A forest official said, “With the government temporarily halting land conversions, it demonstrates their late realisation that fragile ecosystems cannot bear such rampant developmental activity. Encroachments, continuous clearance of vegetation and conversions have taken a toll on these hilly areas leading to man made disasters.”
Environmentalist Sundar Muthanna added, “Let us hope in future they will allow only existing landowners to build homes and not resorts. Investors have exploited the land by converting paddy, coffee and forest lands to resorts; exploited groundwater to the hilt and made the hills unstable.”

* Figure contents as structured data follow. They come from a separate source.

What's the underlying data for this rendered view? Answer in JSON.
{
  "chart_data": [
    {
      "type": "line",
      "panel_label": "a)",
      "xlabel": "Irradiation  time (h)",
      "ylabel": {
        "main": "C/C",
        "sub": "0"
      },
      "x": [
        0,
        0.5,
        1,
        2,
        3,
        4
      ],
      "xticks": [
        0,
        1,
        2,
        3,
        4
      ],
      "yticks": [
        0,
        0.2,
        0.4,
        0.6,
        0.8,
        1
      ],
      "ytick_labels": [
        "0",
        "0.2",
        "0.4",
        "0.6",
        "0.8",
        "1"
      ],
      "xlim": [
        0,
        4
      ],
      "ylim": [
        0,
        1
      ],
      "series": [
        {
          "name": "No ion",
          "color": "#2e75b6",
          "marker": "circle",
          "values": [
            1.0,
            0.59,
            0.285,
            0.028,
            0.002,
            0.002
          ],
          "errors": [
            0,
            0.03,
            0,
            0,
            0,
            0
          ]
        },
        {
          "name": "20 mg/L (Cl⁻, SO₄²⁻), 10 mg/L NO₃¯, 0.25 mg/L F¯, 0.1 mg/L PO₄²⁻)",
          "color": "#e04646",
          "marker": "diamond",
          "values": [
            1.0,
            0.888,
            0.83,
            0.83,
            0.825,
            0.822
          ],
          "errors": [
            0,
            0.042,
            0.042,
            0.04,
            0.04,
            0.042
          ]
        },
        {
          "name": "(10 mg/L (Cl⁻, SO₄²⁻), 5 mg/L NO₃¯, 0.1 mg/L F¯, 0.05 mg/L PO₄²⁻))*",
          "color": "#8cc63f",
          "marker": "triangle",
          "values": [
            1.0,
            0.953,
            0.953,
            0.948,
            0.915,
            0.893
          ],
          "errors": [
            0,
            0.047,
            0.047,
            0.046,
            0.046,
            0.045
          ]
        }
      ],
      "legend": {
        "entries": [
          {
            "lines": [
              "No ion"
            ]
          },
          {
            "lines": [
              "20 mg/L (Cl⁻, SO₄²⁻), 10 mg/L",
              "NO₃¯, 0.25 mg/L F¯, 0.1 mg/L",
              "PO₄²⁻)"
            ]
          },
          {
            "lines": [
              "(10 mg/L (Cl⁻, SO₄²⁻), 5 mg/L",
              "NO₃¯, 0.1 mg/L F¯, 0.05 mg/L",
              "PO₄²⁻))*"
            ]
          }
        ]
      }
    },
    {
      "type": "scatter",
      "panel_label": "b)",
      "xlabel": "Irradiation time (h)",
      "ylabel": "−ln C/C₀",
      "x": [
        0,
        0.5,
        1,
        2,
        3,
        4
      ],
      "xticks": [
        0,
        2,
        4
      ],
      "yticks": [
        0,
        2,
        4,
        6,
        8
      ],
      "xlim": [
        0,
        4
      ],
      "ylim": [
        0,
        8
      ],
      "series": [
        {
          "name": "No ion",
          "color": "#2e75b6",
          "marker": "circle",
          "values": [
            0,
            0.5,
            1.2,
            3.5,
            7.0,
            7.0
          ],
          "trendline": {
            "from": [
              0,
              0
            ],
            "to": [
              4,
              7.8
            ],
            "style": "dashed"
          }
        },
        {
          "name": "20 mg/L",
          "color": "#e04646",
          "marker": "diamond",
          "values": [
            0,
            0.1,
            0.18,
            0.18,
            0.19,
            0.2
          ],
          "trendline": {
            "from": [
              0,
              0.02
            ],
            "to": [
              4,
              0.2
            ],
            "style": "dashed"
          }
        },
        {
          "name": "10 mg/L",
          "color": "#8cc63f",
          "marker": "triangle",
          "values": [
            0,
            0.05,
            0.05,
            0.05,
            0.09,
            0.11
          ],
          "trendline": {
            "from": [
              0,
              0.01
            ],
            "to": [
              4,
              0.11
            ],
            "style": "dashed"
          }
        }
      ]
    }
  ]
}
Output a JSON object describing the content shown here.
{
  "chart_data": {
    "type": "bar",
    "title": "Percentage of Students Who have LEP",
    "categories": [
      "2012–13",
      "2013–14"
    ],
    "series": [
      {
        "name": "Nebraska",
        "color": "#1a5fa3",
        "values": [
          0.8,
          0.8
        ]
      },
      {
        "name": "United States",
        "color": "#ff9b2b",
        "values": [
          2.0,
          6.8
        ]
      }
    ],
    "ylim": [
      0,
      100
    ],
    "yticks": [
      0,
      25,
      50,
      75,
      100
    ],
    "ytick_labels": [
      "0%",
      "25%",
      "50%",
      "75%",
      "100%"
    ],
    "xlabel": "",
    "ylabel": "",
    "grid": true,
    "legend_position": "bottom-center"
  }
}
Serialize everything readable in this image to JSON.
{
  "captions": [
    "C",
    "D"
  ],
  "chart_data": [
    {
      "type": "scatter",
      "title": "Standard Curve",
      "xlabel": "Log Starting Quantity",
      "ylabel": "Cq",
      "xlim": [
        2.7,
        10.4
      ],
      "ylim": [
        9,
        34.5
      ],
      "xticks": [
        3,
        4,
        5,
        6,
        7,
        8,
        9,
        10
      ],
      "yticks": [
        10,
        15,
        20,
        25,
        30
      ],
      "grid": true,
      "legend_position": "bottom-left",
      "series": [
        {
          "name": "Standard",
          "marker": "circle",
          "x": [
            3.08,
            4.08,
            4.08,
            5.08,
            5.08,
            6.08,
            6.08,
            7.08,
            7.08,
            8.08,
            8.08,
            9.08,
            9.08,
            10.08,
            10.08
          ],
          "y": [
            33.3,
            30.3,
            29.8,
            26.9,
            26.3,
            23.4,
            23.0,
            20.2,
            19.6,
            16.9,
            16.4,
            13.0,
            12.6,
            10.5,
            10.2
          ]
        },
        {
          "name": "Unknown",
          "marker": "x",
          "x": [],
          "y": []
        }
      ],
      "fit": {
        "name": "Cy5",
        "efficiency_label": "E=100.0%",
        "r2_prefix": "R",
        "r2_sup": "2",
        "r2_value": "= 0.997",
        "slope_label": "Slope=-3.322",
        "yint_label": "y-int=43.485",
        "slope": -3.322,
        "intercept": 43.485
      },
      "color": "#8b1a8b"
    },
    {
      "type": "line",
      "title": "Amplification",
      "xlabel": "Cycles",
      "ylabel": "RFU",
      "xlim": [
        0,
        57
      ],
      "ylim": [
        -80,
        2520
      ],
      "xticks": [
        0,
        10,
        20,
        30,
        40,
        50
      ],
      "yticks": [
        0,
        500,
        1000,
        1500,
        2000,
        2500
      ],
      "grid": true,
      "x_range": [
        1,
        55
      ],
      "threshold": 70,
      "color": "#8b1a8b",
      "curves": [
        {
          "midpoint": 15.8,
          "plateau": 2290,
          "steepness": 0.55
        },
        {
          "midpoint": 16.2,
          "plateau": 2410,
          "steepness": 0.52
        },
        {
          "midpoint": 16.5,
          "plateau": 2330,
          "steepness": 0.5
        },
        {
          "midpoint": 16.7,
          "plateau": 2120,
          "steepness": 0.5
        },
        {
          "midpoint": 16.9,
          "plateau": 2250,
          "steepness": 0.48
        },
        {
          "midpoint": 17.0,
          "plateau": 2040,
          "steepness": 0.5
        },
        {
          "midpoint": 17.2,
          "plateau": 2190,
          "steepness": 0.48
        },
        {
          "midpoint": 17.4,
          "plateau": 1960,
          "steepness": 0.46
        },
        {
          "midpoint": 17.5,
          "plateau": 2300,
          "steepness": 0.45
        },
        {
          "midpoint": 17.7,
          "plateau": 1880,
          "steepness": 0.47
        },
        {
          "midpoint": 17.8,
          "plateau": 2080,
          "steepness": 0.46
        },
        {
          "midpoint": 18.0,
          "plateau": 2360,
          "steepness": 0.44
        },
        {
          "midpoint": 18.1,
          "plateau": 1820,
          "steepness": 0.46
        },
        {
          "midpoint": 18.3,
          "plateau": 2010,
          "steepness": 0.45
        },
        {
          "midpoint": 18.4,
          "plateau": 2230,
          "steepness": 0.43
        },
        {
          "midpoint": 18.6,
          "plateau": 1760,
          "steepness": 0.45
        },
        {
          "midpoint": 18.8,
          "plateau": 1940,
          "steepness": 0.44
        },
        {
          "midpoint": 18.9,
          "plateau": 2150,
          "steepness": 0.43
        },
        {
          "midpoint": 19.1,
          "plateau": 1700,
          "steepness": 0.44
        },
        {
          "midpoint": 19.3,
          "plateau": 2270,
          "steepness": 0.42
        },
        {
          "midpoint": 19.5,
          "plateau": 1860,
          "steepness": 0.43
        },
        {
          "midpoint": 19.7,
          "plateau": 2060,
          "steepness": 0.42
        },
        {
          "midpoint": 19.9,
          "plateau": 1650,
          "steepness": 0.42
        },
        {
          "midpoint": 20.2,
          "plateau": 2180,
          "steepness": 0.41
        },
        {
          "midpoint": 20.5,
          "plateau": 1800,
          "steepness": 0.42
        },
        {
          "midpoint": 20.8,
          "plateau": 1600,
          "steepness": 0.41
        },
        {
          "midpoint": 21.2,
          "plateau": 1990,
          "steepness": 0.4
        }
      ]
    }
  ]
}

Geological experts say heavy rains and maybe last month’s tremor have triggered landslides in areas that developed fractures. Geologist G Sitaram said the topography of Kodagu is sensitive and any change in land use can cause landslide. “Decreasing vegetation on slopes is the main cause for landslides. During heavy rains, when water percolates the slopes, it results in erosion of soluble mineral salts in the rock mass, thereby creating fractures. This disturbs the strength of the slopes, resulting in landslides.”
This week, Kodagu has seen sliding of houses - all because of drastic changes in the topography, said Vijayalakshmi B, geographer. “There is no vegetation to bind the soil. People should plant trees around their houses as they do in Ooty. This is nothing but a man made disaster.”
Experts say just like ‘stepped farming’ is done in tea and coffee gardens in hilly areas with contour bounding that can hold the soil intact during heavy rains, this method should be mandatorily adopted in hilly areas such as Kodagu.